Interest capitalization on your student loans can happen for a number of different reasons. We'll discuss another capitalized interest example in a moment. Capitalized interest usually relates to a period of time when you don’t pay your loans. With federal loans, it occurs when:
- The grace period of your unsubsidized loan ends
- During forbearance or after a period of deferment
- When you leave an income-based repayment plan like Pay As You Earn (PAYE)
- When you consolidate your loans
As a capitalized interest example, let's say you take out an unsubsidized student loan over four years for $27,000 with an interest rate of 4.53%. After your four years are up and it's the end of the grace period, six months after you graduate, you will have $3,511 in unpaid interest.

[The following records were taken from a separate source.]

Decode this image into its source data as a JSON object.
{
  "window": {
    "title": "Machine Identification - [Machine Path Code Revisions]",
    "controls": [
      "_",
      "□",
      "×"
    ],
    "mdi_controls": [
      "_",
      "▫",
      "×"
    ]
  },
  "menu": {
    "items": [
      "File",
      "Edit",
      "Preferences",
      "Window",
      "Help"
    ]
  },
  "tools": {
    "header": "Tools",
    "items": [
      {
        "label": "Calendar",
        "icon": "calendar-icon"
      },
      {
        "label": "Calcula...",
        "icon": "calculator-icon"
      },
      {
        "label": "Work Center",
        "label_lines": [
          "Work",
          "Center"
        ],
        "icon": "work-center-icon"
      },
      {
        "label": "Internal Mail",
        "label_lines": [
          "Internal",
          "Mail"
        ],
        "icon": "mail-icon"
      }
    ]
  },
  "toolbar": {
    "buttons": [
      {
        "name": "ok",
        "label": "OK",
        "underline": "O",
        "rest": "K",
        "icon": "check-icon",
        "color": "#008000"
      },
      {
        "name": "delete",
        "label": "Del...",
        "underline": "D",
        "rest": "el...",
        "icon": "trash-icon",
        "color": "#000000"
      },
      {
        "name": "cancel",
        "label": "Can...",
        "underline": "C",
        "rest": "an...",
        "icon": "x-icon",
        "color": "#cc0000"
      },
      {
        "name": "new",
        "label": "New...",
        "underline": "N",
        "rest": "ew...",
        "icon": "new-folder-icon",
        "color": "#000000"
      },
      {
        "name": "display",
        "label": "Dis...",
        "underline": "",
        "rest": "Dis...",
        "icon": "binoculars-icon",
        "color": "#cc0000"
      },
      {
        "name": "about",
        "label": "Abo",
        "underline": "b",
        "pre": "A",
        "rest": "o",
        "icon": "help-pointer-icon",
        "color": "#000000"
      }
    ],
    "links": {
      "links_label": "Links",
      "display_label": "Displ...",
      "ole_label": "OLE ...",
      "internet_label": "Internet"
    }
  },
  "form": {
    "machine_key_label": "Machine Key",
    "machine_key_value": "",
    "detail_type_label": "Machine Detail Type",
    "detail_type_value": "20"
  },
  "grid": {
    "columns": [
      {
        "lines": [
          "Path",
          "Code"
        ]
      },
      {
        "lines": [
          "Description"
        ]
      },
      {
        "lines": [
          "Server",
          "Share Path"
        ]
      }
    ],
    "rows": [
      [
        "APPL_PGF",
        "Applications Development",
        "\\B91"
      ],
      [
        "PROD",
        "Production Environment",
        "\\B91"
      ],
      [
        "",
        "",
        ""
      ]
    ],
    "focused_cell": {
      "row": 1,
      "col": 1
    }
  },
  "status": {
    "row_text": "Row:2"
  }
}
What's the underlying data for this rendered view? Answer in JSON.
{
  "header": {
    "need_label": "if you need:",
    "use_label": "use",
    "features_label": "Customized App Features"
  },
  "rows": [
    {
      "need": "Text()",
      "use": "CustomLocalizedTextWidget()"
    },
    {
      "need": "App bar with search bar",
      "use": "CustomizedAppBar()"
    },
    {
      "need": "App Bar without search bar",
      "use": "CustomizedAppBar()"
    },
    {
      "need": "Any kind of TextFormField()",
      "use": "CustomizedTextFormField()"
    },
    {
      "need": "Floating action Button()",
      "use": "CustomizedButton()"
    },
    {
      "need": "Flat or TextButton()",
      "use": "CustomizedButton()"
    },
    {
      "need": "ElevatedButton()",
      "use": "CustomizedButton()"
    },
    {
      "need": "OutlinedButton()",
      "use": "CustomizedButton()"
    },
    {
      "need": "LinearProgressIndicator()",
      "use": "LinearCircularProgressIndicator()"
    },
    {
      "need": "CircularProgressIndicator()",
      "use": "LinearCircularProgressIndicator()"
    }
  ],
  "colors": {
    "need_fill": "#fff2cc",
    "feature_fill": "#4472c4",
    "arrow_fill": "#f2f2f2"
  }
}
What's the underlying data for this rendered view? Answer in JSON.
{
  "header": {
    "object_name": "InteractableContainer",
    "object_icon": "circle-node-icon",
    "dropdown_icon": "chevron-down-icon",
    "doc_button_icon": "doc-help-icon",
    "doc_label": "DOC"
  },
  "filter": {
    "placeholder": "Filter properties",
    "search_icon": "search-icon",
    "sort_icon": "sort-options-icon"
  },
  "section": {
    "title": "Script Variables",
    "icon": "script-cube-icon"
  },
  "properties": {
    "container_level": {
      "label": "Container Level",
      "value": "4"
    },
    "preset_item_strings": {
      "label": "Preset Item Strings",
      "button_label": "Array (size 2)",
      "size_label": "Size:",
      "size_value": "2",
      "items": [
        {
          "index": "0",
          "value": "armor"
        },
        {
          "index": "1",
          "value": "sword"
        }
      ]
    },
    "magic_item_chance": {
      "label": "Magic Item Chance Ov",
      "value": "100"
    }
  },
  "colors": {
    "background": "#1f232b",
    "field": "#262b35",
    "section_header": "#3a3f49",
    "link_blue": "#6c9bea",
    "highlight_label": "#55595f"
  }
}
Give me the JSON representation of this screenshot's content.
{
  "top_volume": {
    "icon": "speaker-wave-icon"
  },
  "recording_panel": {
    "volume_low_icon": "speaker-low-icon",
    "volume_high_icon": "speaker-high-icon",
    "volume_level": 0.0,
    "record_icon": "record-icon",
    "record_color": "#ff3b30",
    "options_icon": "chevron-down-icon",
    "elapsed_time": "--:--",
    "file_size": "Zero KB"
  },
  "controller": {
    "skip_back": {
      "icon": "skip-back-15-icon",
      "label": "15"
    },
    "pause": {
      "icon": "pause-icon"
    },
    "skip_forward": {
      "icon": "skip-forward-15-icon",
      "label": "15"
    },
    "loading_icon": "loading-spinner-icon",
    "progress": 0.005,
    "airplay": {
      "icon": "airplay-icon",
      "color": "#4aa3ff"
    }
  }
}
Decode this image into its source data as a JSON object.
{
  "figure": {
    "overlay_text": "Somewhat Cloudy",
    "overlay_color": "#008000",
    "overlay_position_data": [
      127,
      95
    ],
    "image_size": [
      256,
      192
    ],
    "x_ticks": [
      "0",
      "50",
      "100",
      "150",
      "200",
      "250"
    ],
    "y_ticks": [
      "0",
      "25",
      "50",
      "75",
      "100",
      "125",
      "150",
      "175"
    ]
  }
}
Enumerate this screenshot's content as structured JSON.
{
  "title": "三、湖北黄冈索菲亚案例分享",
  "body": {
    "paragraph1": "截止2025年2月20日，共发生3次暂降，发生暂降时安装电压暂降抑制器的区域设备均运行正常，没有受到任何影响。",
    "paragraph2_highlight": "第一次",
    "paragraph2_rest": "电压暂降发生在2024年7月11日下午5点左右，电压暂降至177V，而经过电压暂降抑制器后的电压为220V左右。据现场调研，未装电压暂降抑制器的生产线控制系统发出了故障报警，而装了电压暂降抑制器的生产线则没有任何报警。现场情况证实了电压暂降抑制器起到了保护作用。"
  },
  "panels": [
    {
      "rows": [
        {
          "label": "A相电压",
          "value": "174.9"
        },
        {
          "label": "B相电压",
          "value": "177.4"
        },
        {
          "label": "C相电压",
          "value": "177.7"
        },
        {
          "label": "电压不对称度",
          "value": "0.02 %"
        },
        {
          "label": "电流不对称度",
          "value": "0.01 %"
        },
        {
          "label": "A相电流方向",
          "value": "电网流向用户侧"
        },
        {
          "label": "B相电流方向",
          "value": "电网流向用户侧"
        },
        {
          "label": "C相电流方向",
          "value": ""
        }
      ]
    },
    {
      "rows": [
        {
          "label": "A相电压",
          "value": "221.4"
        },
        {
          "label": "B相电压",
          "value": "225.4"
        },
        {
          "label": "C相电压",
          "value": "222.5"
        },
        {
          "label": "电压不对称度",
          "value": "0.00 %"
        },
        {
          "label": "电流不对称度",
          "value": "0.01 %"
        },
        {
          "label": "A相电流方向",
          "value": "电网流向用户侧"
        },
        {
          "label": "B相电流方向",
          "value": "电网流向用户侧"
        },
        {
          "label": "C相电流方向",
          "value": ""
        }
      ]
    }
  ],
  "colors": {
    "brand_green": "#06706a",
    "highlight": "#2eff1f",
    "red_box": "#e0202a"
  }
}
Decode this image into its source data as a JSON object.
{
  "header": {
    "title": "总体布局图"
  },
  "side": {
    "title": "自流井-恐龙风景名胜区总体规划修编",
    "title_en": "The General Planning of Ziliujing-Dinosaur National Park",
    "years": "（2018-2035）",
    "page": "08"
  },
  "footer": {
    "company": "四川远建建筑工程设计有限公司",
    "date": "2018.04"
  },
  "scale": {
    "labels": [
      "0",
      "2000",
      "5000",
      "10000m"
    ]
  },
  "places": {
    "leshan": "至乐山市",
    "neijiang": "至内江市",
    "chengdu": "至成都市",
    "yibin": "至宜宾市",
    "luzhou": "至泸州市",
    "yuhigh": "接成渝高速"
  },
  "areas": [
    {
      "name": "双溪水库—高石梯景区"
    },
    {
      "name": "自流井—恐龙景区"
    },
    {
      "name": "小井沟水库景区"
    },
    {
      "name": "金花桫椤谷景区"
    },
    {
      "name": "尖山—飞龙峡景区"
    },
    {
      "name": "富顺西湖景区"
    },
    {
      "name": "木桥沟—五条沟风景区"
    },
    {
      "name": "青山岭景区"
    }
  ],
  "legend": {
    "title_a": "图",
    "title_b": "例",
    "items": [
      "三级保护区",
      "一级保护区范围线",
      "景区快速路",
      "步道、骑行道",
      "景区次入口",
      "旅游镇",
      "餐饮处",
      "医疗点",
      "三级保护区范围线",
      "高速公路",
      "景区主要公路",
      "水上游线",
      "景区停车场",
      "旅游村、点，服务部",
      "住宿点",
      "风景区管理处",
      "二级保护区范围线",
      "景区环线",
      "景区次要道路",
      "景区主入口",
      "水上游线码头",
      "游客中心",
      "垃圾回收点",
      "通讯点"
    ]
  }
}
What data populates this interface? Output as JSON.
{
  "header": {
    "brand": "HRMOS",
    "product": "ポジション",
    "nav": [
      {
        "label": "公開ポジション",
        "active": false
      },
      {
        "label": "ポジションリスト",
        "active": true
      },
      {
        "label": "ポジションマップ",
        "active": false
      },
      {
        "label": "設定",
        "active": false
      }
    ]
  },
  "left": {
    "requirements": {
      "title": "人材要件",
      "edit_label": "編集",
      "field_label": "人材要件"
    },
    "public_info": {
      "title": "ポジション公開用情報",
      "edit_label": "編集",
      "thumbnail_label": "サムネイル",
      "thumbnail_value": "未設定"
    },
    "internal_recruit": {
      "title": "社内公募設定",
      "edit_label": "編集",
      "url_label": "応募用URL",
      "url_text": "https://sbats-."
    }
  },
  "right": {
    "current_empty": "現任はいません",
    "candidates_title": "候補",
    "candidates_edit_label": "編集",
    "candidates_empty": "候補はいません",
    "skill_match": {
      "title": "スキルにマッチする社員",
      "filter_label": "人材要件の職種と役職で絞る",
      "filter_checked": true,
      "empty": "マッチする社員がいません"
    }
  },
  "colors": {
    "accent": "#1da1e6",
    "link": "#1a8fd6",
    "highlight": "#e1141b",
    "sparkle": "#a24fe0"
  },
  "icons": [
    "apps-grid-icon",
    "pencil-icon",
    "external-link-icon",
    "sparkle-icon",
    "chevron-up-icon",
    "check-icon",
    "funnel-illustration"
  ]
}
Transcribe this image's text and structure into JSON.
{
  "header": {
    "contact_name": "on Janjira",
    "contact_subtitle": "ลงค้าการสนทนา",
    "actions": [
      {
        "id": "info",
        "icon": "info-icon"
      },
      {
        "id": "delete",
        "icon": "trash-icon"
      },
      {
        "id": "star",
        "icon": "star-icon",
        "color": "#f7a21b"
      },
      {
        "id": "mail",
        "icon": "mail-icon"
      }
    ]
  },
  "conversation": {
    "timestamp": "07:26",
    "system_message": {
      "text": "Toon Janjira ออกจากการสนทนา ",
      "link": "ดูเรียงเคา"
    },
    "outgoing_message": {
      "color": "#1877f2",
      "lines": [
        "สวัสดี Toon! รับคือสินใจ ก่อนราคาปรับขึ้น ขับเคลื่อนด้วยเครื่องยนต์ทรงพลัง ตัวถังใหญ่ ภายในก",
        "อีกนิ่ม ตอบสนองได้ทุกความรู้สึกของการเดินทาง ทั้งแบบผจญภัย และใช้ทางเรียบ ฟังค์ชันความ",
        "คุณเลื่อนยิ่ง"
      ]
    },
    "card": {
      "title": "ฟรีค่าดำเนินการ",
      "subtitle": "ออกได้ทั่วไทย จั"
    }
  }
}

That means while you thought your loan was only $27,000, it’s now $30,511.
How can you avoid capitalized interest on student loans?
No one wants to pay more than they have to. And capitalized interest on student loans will definitely increase your payments.
With the average total cost of a four-year college costing around $141,000, it’s likely that you will need to take out some student loans. While interest capitalization does occur sometimes, there are a few things you can do to not have to deal with avoidable interest.
Pay your student loans while in school
If you’re able to, start paying off your student loans while you are still in school. Your education is a long-term asset, and student loans may help you to obtain your degree.
But at the very least, try to pay off any interest on unsubsidized loans. It will help you lower your total loan balance, as the interest isn't added to your principal when you graduate.
Make extra payments
While it might not be possible to pay off your loans while you are still in school, you can make extra payments later on. Using such information to make as many extra payments as possible will ultimately lower your student loans and allow you to focus on your other financial goals.
That said if you find that you are able to make any extra payments while in school, doing so can only help with capitalized interest. If you begin to make extra money from a job or find that you have some cash available, using it for student loan repayment is a smart decision.
Pay tuition without student loans
While it isn't always possible for every situation if you can, try to avoid student loans altogether. Instead, use grants, scholarships, and work-study to pay for school. Researching alternatives to loans prior to going to college may be helpful.
You may also choose to work full-time and go to school over a longer period of time. Or work part-time and split your time between work and school. If you're able, avoiding student loans is the best way to not have to deal with any actual interest from loans.
Use passive income to get ahead
While you might be quite busy with your classes for the next few years and focusing on your studies is important, you can still make money. Passive income can be a great alternative to working a job while in school full-time.
There are a lot of passive income ideas for students that you can try out to help your financial situation and get rid of student loans and interest.
Avoid paying more than you have to in capitalized interest
If you want to become debt-free and pay off your student loans, one of the things you can do is avoid interest capitalization. Pay off your loans as often as you can to help with this.
If for some reason you need to pause payments, you can use a student loan calculator to find out how much you will owe if you let the interest capitalize. It can help you decide if it’s worth letting the interest pile up.
Capitalized interest and student loans are manageable with some preparation
Most of us dread student loans. And now you've seen a capitalized interest example and know how it works.
It may seem challenging to avoid this, though. But with a little bit of guidance and planning, you can pay off your student loans in no time.